The cloud management platform is described as follows:
The cloud management platform is used for providing an access interface (such as an interface or an application program interface (Application Programming Interface, API)), the tenant can operate the client to remotely register a cloud account number and a password at the cloud management platform through the Cheng Jieru access interface, log in the cloud management platform, after the cloud management platform successfully authenticates the cloud account number and the password, the tenant can further pay for selecting and purchasing a virtual machine with a specific specification (a processor, a memory and a disk) at the cloud management platform, after pay for purchasing is successful, the cloud management platform provides a remote login account number password of the purchased virtual machine, and the client can remotely log in the virtual machine, and install and operate an application of the tenant in the virtual machine.

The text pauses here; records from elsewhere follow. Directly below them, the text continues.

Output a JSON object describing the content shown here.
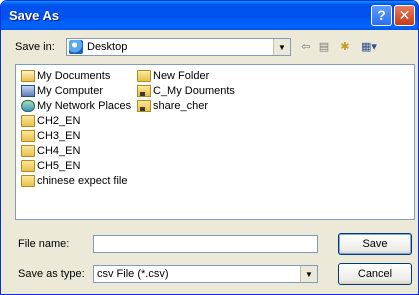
{
  "window": {
    "title": "Save As"
  },
  "titlebar": {
    "help_label": "?",
    "close_label": "✕"
  },
  "savein": {
    "label": "Save in:",
    "value": "Desktop",
    "icon": "desktop-icon"
  },
  "toolbar": {
    "back_icon": "back-arrow-icon",
    "up_icon": "up-folder-icon",
    "newfolder_icon": "new-folder-icon",
    "views_icon": "views-menu-icon"
  },
  "files": [
    {
      "name": "My Documents",
      "icon": "my-documents-icon"
    },
    {
      "name": "My Computer",
      "icon": "my-computer-icon"
    },
    {
      "name": "My Network Places",
      "icon": "network-places-icon"
    },
    {
      "name": "CH2_EN",
      "icon": "folder-icon"
    },
    {
      "name": "CH3_EN",
      "icon": "folder-icon"
    },
    {
      "name": "CH4_EN",
      "icon": "folder-icon"
    },
    {
      "name": "CH5_EN",
      "icon": "folder-icon"
    },
    {
      "name": "chinese expect file",
      "icon": "folder-icon"
    },
    {
      "name": "New Folder",
      "icon": "folder-icon"
    },
    {
      "name": "C_My Douments",
      "icon": "shared-folder-icon"
    },
    {
      "name": "share_cher",
      "icon": "shared-folder-icon"
    }
  ],
  "filename": {
    "label": "File name:",
    "value": ""
  },
  "savetype": {
    "label": "Save as type:",
    "value": "csv File (*.csv)"
  },
  "buttons": {
    "save": "Save",
    "cancel": "Cancel"
  },
  "colors": {
    "titlebar": "#0054E3",
    "dialog_bg": "#ECE9D8",
    "border": "#7F9DB9"
  }
}
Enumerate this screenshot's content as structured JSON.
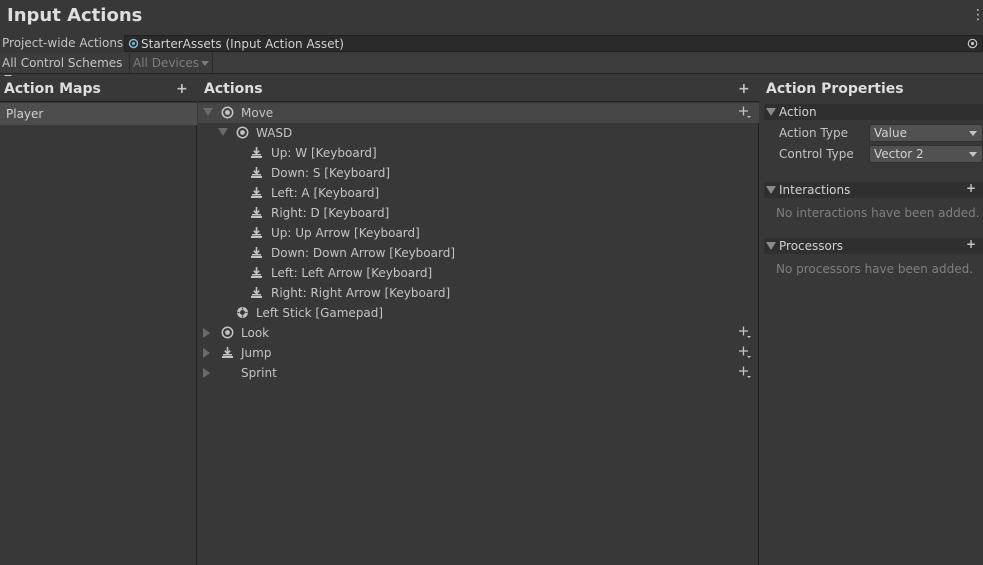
{
  "window": {
    "title": "Input Actions"
  },
  "project_wide": {
    "label": "Project-wide Actions",
    "value": "StarterAssets (Input Action Asset)"
  },
  "toolbar": {
    "control_schemes": "All Control Schemes",
    "devices": "All Devices"
  },
  "action_maps": {
    "title": "Action Maps",
    "plus": "+",
    "items": [
      {
        "label": "Player"
      }
    ]
  },
  "actions": {
    "title": "Actions",
    "plus": "+",
    "rows": [
      {
        "label": "Move",
        "kind": "action",
        "icon": "value-action-icon",
        "expanded": true,
        "selected": true
      },
      {
        "label": "WASD",
        "kind": "composite",
        "icon": "composite-icon",
        "expanded": true
      },
      {
        "label": "Up: W [Keyboard]",
        "kind": "part",
        "icon": "binding-icon"
      },
      {
        "label": "Down: S [Keyboard]",
        "kind": "part",
        "icon": "binding-icon"
      },
      {
        "label": "Left: A [Keyboard]",
        "kind": "part",
        "icon": "binding-icon"
      },
      {
        "label": "Right: D [Keyboard]",
        "kind": "part",
        "icon": "binding-icon"
      },
      {
        "label": "Up: Up Arrow [Keyboard]",
        "kind": "part",
        "icon": "binding-icon"
      },
      {
        "label": "Down: Down Arrow [Keyboard]",
        "kind": "part",
        "icon": "binding-icon"
      },
      {
        "label": "Left: Left Arrow [Keyboard]",
        "kind": "part",
        "icon": "binding-icon"
      },
      {
        "label": "Right: Right Arrow [Keyboard]",
        "kind": "part",
        "icon": "binding-icon"
      },
      {
        "label": "Left Stick [Gamepad]",
        "kind": "binding",
        "icon": "gamepad-stick-icon"
      },
      {
        "label": "Look",
        "kind": "action",
        "icon": "value-action-icon",
        "expanded": false
      },
      {
        "label": "Jump",
        "kind": "action",
        "icon": "button-action-icon",
        "expanded": false
      },
      {
        "label": "Sprint",
        "kind": "action",
        "icon": "",
        "expanded": false
      }
    ]
  },
  "action_properties": {
    "title": "Action Properties",
    "action_section": {
      "title": "Action",
      "action_type_label": "Action Type",
      "action_type_value": "Value",
      "control_type_label": "Control Type",
      "control_type_value": "Vector 2"
    },
    "interactions": {
      "title": "Interactions",
      "plus": "+",
      "empty": "No interactions have been added."
    },
    "processors": {
      "title": "Processors",
      "plus": "+",
      "empty": "No processors have been added."
    }
  },
  "colors": {
    "background": "#383838",
    "selected_row": "#464646",
    "selected_map": "#4d4d4d",
    "text": "#c4c4c4"
  }
}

The cloud management platform logic functions are divided into a user console, a computing management service, a network management service, a storage management service, an authentication service and a mirror image management service. The user console provides interfaces or APIs to interact with tenants, the computing management service is used for managing servers running virtual machines and containers and bare metal servers, the network management service is used for managing network services (such as gateways, firewalls and the like), the storage management service is used for managing storage services (such as data bucket services), the authentication service is used for managing account passwords of tenants, and the mirror image management service is used for managing virtual machine mirrors.
The cloud management platform further provides a cloud management platform client, which is used for receiving the control plane command sent by the cloud management platform, creating the control plane command on the server and carrying out full life cycle management on the virtual machine.
Thus, tenants can create, manage, log in, and operate instances of virtual machines, containers, bare metal servers, and the like in a cloud data center through a cloud management platform.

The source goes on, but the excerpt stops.